И не отвернуться. И не заслониться.

 

* * *

 

Каравеллу клеит из картона
мальчик так похожий на меня.
На корме испанская корона
в отблесках рассветного огня.

Берег тает в розовом тумане,
маяки теряются вдали.
Только бы исчезнуть в океане,
только бы подальше от земли.

Скоро смерть и мне поставит парус,
в трубку дунет старый капитан.
Я покину этот скучный градус.
Перейду в другой меридиан.

Все мы только странники. Но вера
нас хранит в той дымке голубой.
Это всё отчасти из Бодлера,
а отчасти выдумано мной.

 

* * *

 

Дождь проходит где-то вдалеке,
словно влага побежала с губ.
Утонула девочка в Оке,
доктора осматривают труп.
Фельдшер ставит галочку в тетрадь.
Мать не может без конца рыдать.
И в халате синем человек
выбирает тину из-под век.
Журналистом плёнка отснята –
завтра в школе будет суета.
Над рекою колокол звонит,
над рекою радуга стоит.
Пахнет город первою грозой.
На руке колечко с бирюзой.

 

* * *

 

Скрипит автобус, снег на шубах мокрых тает,
знакомый человек окажется не тем,
и по соседству с ним всё женщина рыдает.
«Могу я Вам помочь?» – «Не можете. Ничем».

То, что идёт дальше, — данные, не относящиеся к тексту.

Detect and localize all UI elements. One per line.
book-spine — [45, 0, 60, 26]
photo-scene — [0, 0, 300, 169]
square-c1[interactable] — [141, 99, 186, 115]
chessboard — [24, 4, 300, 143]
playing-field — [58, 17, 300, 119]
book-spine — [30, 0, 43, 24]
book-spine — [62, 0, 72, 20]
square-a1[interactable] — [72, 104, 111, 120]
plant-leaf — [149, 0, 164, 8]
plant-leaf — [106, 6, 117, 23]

Мигает огонёк водительской кабины,
и этот старый год уже уходит прочь.
А в сумке у неё желтеют апельсины.
Но всё равно ничем, ничем нельзя помочь.

Закутанный малыш прильнул ко льду губами,
с чего-то там, вдали, он не спускает глаз.
Он где-то далеко, он с нами и не с нами,
окошко продышал и видит больше нас.

 

* * *

 

Я плохо засыпал под песню,
и голос мамин мне читал:
«Мороз и солнце, день чудесный!»-
и я спокойно засыпал.

...Я маму привожу в больницу,
ей молча делают укол.
И отворачивают лица.
И честно смотрят в чёрный пол.

Когда на город тихо ляжет
последний сумрак голубой,
она из тьмы мне тихо скажет:
«Немного посиди со мной...»

И от растерянности звонче
ей наизусть читаю я:
«Мороз и солнце...» А из ночи
она всё смотрит на меня.

 

* * *

 

Я давно на стороне погибших,
проклятых и сброшенных на лёд.
Тёмными глазами смотрит Ницше
и взыскует ангелов полёт.

Я всегда на стороне пропащих,
заживо зарытых в шар земной.
Я не за красивых. Я за страшных,
занесённых вьюгой голубой.

На кого в упор взирает бездна
и кого пронзило остриё.
Леди Макбет Мценского уезда
смотрит в небо, где не ждут её.

Он пришёл распяться не за средних
фарисеев благостных на вид.
Он пришёл распяться за последних.
Так Лука в Завете говорит.

 

* * *

 

У нарциссов тяжёлый задумчивый запах,
Если в вазе стоят и глядят в зеркала,
Полумёртвые, в жёлто-оранжевых шляпах.
Я глаза прикрываю – ты тоже была

В этом доме, но что сохраняют, что прячут
В глубину своих стен неживые дома
От людских посещений и взглядов незрячих?
Ничего. Ничего. Можно спятить с ума.

…Если в парке английском – острейшая жалость,
Где на ветках качается рыжий зверёк
И от Пушкина даже тепла не осталось,
Что здесь делает наш небольшой огонёк?

Сколько раз подметали и сколько меняли,
Разбивали посуду и двигали шкаф,
А старинную вешалку вовсе сломали,
На которую шёлковый вешали шарф.

Время тихо плывёт, и ломается мебель.
Вещь без нас ничего не живит, не хранит,
А нарциссы всё те же – у крайнего стебель
Точно так же надломлен, и слёзка блестит.